I think you’re going to spend more money behind bad money bad data bad creative and the reduction in the human force is actually going to make this worse not better...
Regulation and ad tech updates
We wrapped up with two pieces of important news:
1. Australia enacted the world’s first nationwide ban on social media accounts for anyone under 16. Platforms like TikTok, Facebook, Instagram, YouTube, and X must take “reasonable steps” to block these users and implement age-verification systems, such as document uploads or camera/biometric checks. Critically, the law doesn’t punish children or parents who bypass it; instead, enforcement targets the platforms themselves, which face fines of up to A$49.5 million for non-compliance.
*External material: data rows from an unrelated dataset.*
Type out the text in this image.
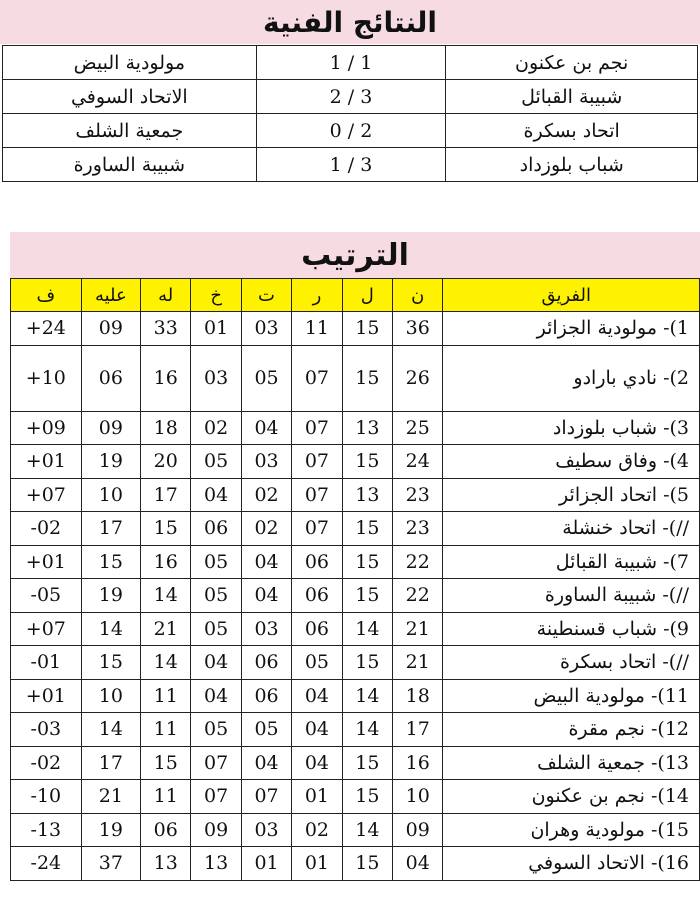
النتائج الفنية
نجم بن عكنون	1 / 1	مولودية البيض
شبيبة القبائل	2 / 3	الاتحاد السوفي
اتحاد بسكرة	0 / 2	جمعية الشلف
شباب بلوزداد	1 / 3	شبيبة الساورة
الترتيب
الفريق	ن	ل	ر	ت	خ	له	عليه	ف
1)- مولودية الجزائر	36	15	11	03	01	33	09	24+
2)- نادي بارادو	26	15	07	05	03	16	06	10+
3)- شباب بلوزداد	25	13	07	04	02	18	09	09+
4)- وفاق سطيف	24	15	07	03	05	20	19	01+
5)- اتحاد الجزائر	23	13	07	02	04	17	10	07+
//)- اتحاد خنشلة	23	15	07	02	06	15	17	02-
7)- شبيبة القبائل	22	15	06	04	05	16	15	01+
//)- شبيبة الساورة	22	15	06	04	05	14	19	05-
9)- شباب قسنطينة	21	14	06	03	05	21	14	07+
//)- اتحاد بسكرة	21	15	05	06	04	14	15	01-
11)- مولودية البيض	18	14	04	06	04	11	10	01+
12)- نجم مقرة	17	14	04	05	05	11	14	03-
13)- جمعية الشلف	16	15	04	04	07	15	17	02-
14)- نجم بن عكنون	10	15	01	07	07	11	21	10-
15)- مولودية وهران	09	14	02	03	09	06	19	13-
16)- الاتحاد السوفي	04	15	01	01	13	13	37	24-
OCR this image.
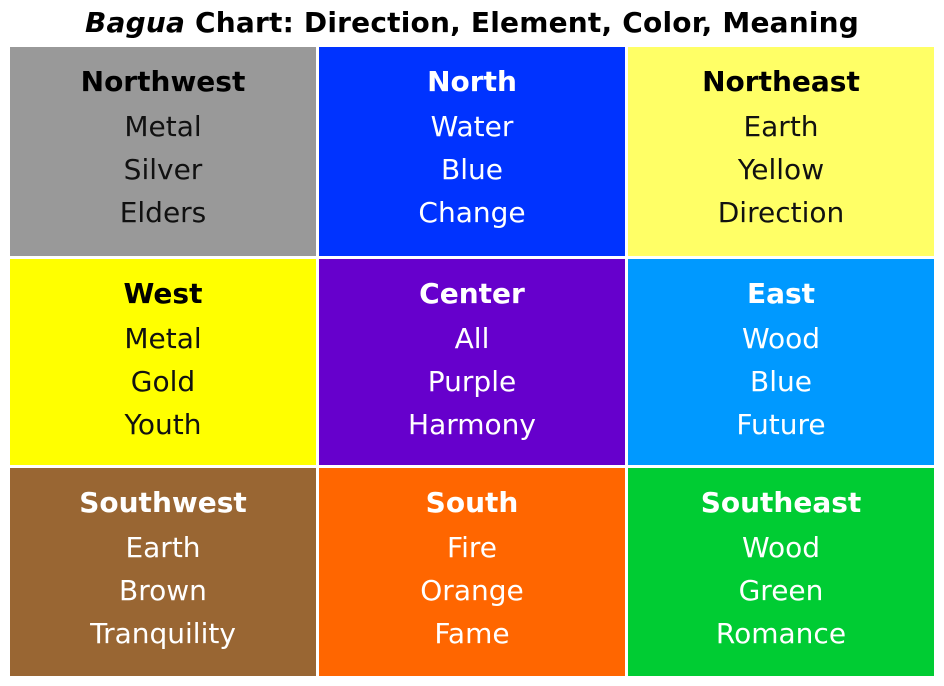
Bagua Chart: Direction, Element, Color, Meaning
Northwest
Metal
Silver
Elders
North
Water
Blue
Change
Northeast
Earth
Yellow
Direction
West
Metal
Gold
Youth
Center
All
Purple
Harmony
East
Wood
Blue
Future
Southwest
Earth
Brown
Tranquility
South
Fire
Orange
Fame
Southeast
Wood
Green
Romance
2. Google has launched the Data Manager API. This is a new centralized ingestion API that gives advertisers a simpler, unified way to feed first-party data—such as customer lists, offline conversions, and event data—securely into all of Google’s advertising systems (including Google Ads and Display & Video 360) using a single programmatic endpoint. This move consolidates what previously required multiple custom tools, custom pipelines, or manual uploads. If you like Meta’s Conversion API (CAPI), this is Google’s comprehensive answer.